Minimal Aortic Injury Detected on Computed Tomography Angiography during Initial Trauma Imaging: Single Academic Level 1 Trauma Center Experience

Aorta (Stamford). 2022 Dec;10(6):265-273. doi: 10.1055/s-0042-1757793. Epub 2022 Dec 20.

Abstract

Background: Minimal aortic injury (MAI), a subtype of acute traumatic aortic injury, is being increasingly recognized with better imaging techniques. Given conservative management, the role of follow-up imaging albeit important yet has to be defined.

Methods: All trauma chest computed tomography angiographies (CTAs) at our center between January 2012 and January 2019 were retrospectively reviewed for presence of MAI. MAIs were generally reimaged at 24 to 72 hours and then at a 7- and 30-day interval. Follow-up CTAs were reviewed for stability, progression, or resolution of MAI, along with assessment of injury severity scores (ISS) and concomitant injuries, respectively.

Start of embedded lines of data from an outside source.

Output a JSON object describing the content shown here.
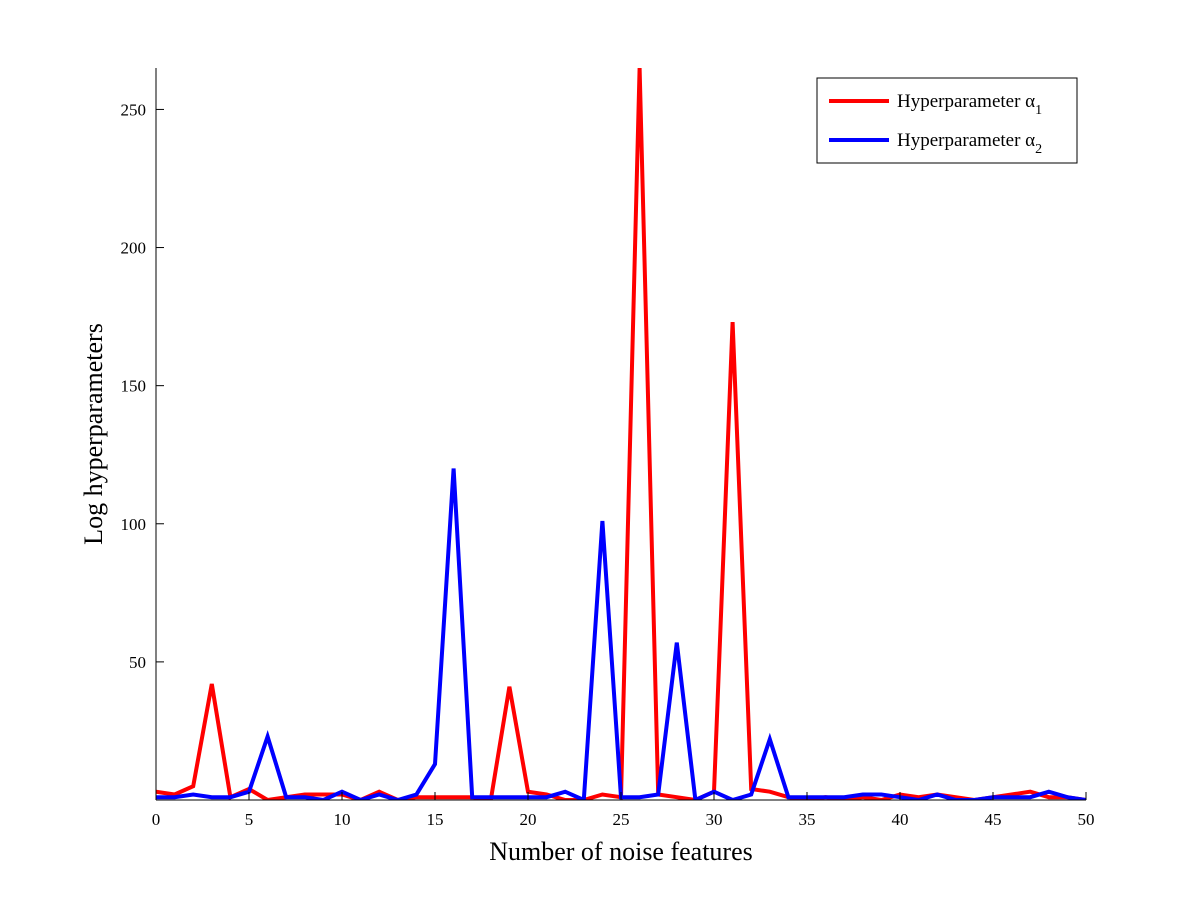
{
  "chart_data": {
    "type": "line",
    "title": "",
    "xlabel": "Number of noise features",
    "ylabel": "Log hyperparameters",
    "xlim": [
      0,
      50
    ],
    "ylim": [
      0,
      265
    ],
    "xticks": [
      0,
      5,
      10,
      15,
      20,
      25,
      30,
      35,
      40,
      45,
      50
    ],
    "yticks": [
      50,
      100,
      150,
      200,
      250
    ],
    "grid": false,
    "legend_position": "top-right",
    "x": [
      0,
      1,
      2,
      3,
      4,
      5,
      6,
      7,
      8,
      9,
      10,
      11,
      12,
      13,
      14,
      15,
      16,
      17,
      18,
      19,
      20,
      21,
      22,
      23,
      24,
      25,
      26,
      27,
      28,
      29,
      30,
      31,
      32,
      33,
      34,
      35,
      36,
      37,
      38,
      39,
      40,
      41,
      42,
      43,
      44,
      45,
      46,
      47,
      48,
      49,
      50
    ],
    "series": [
      {
        "name": "Hyperparameter α",
        "subscript": "1",
        "color": "#ff0000",
        "values": [
          3,
          2,
          5,
          42,
          1,
          4,
          0,
          1,
          2,
          2,
          2,
          0,
          3,
          0,
          1,
          1,
          1,
          1,
          0,
          41,
          3,
          2,
          0,
          0,
          2,
          1,
          265,
          2,
          1,
          0,
          3,
          173,
          4,
          3,
          1,
          0,
          1,
          0,
          1,
          0,
          2,
          1,
          2,
          1,
          0,
          1,
          2,
          3,
          1,
          1,
          0
        ]
      },
      {
        "name": "Hyperparameter α",
        "subscript": "2",
        "color": "#0000ff",
        "values": [
          1,
          1,
          2,
          1,
          1,
          3,
          23,
          1,
          1,
          0,
          3,
          0,
          2,
          0,
          2,
          13,
          120,
          1,
          1,
          1,
          1,
          1,
          3,
          0,
          101,
          1,
          1,
          2,
          57,
          0,
          3,
          0,
          2,
          22,
          1,
          1,
          1,
          1,
          2,
          2,
          1,
          0,
          2,
          0,
          0,
          1,
          1,
          1,
          3,
          1,
          0
        ]
      }
    ]
  }
}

Results: A total of 17,569 chest CTAs were performed over this period. Incidence of MAI on the initial chest CTA was 113 (0.65%), with 105 patients receiving follow-up CTAs. The first, second, third, and fourth follow-up CTAs were performed at a median of 2, 10, 28, and 261 days, respectively. Forty five (42.9%), 22 (21%), 5 (4.8%), and 1 (1%) of the MAIs were resolved by first, second, third, and fourth follow-up CTAs. Altogether, 21 patients showed stability (mean ISS of 16.6), and 11 demonstrated improvement (mean ISS 25.8) of MAIs. Eight patients had no follow-up CTA (mean ISS 21). No progression to higher-grade injury was observed. Advancing age decreased the odds of MAI resolution on follow-up. A possible trend (p-value 0.22) between increasing ISS and time to resolution of MAIs was noted.

Conclusion: In our series of acute traumatic MAIs diagnosed on CTA imaging, there was no progression of injuries with conservative management, questioning the necessity of sequential follow-up imaging.

Grants and funding

Funding The work of biostatisticians, D.B. and X.D., is supported, in part, with funding from the National Institutes of Health–National Cancer Institute Cancer Center Support Grant (grant no.: P30CA016059).